Üner, birçok ülkede kuduz bildiriminin mecburî olmasına karşın, izlemlerin ekseriyetle zayıf olduğunu tabir ederek, şu bilgileri paylaştı:
“Yaygın olarak eksik bildirim ve belirsizlikler nedeniyle insanlarda ve hayvanlarda gerçek hastalık yükünün çok daha fazla olması olasıdır. Dünyada her yıl yaklaşık 59 bin kişi, Ülkemizde de 1-2 kişi kuduza bağlı nedenlerle ölmektedir. Genel olarak baktığımızda, kuşkulu sayısı, dünyada 29 milyon ve Türkiye’de 250 bin civarındadır.
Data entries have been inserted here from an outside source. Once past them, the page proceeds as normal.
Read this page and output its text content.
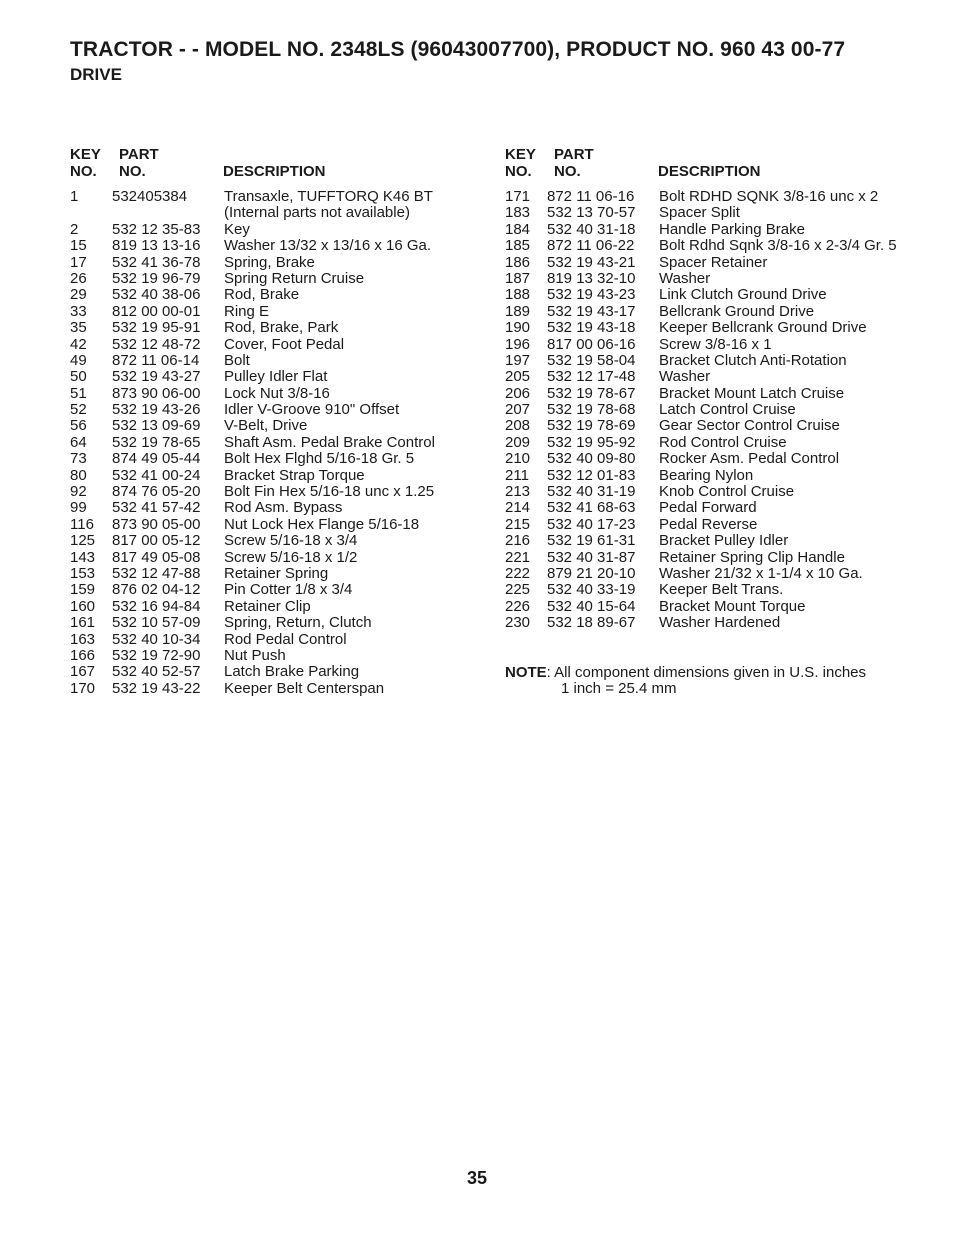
TRACTOR - - MODEL NO. 2348LS (96043007700), PRODUCT NO. 960 43 00-77
DRIVE
KEY
NO.
PART
NO.	DESCRIPTION
KEY
NO.
PART
NO.	DESCRIPTION
1 532405384 Transaxle, TUFFTORQ K46 BT
(Internal parts not available)
2 532 12 35-83 Key
15 819 13 13-16 Washer 13/32 x 13/16 x 16 Ga.
17 532 41 36-78 Spring, Brake
26 532 19 96-79 Spring Return Cruise
29 532 40 38-06 Rod, Brake
33 812 00 00-01 Ring E
35 532 19 95-91 Rod, Brake, Park
42 532 12 48-72 Cover, Foot Pedal
49 872 11 06-14 Bolt
50 532 19 43-27 Pulley Idler Flat
51 873 90 06-00 Lock Nut 3/8-16
52 532 19 43-26 Idler V-Groove 910" Offset
56 532 13 09-69 V-Belt, Drive
64 532 19 78-65 Shaft Asm. Pedal Brake Control
73 874 49 05-44 Bolt Hex Flghd 5/16-18 Gr. 5
80 532 41 00-24 Bracket Strap Torque
92 874 76 05-20 Bolt Fin Hex 5/16-18 unc x 1.25
99 532 41 57-42 Rod Asm. Bypass
116 873 90 05-00 Nut Lock Hex Flange 5/16-18
125 817 00 05-12 Screw 5/16-18 x 3/4
143 817 49 05-08 Screw 5/16-18 x 1/2
153 532 12 47-88 Retainer Spring
159 876 02 04-12 Pin Cotter 1/8 x 3/4
160 532 16 94-84 Retainer Clip
161 532 10 57-09 Spring, Return, Clutch
163 532 40 10-34 Rod Pedal Control
166 532 19 72-90 Nut Push
167 532 40 52-57 Latch Brake Parking
170 532 19 43-22 Keeper Belt Centerspan
171 872 11 06-16 Bolt RDHD SQNK 3/8-16 unc x 2
183 532 13 70-57 Spacer Split
184 532 40 31-18 Handle Parking Brake
185 872 11 06-22 Bolt Rdhd Sqnk 3/8-16 x 2-3/4 Gr. 5
186 532 19 43-21 Spacer Retainer
187 819 13 32-10 Washer
188 532 19 43-23 Link Clutch Ground Drive
189 532 19 43-17 Bellcrank Ground Drive
190 532 19 43-18 Keeper Bellcrank Ground Drive
196 817 00 06-16 Screw 3/8-16 x 1
197 532 19 58-04 Bracket Clutch Anti-Rotation
205 532 12 17-48 Washer
206 532 19 78-67 Bracket Mount Latch Cruise
207 532 19 78-68 Latch Control Cruise
208 532 19 78-69 Gear Sector Control Cruise
209 532 19 95-92 Rod Control Cruise
210 532 40 09-80 Rocker Asm. Pedal Control
211 532 12 01-83 Bearing Nylon
213 532 40 31-19 Knob Control Cruise
214 532 41 68-63 Pedal Forward
215 532 40 17-23 Pedal Reverse
216 532 19 61-31 Bracket Pulley Idler
221 532 40 31-87 Retainer Spring Clip Handle
222 879 21 20-10 Washer 21/32 x 1-1/4 x 10 Ga.
225 532 40 33-19 Keeper Belt Trans.
226 532 40 15-64 Bracket Mount Torque
230 532 18 89-67 Washer Hardened
NOTE: All component dimensions given in U.S. inches
1 inch = 25.4 mm
35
Temas sonrası, uygun vakitte aşıyı da içeren muhafaza tedbirleri alınmasıyla dünyada kuduza bağlı yüz binlerce hayat kurtarılmaktadır.”
Klinik bulgular geliştikten sonra kuduz hastalığının özgün bir tedavisi olmadığının altını çizen Üner, “Kuduz, mevtle sonuçlanan bir hastalık olduğundan, korunma yaklaşımları hayat kurtarıcıdır. Sahipli ve sahipsiz kedi ve köpeklerin aşılanması, 2030 yılı gayesine ulaşmak için atılabilecek en kıymetli adımlardandır. Temas öncesi, temas sonrası insanların aşılanması, hastalıktan korunmada temeldir. Risk gurubunda bulunan bireylerin de kesinlikle temas öncesi aşılanması önemlidir” ihtarında bulundu.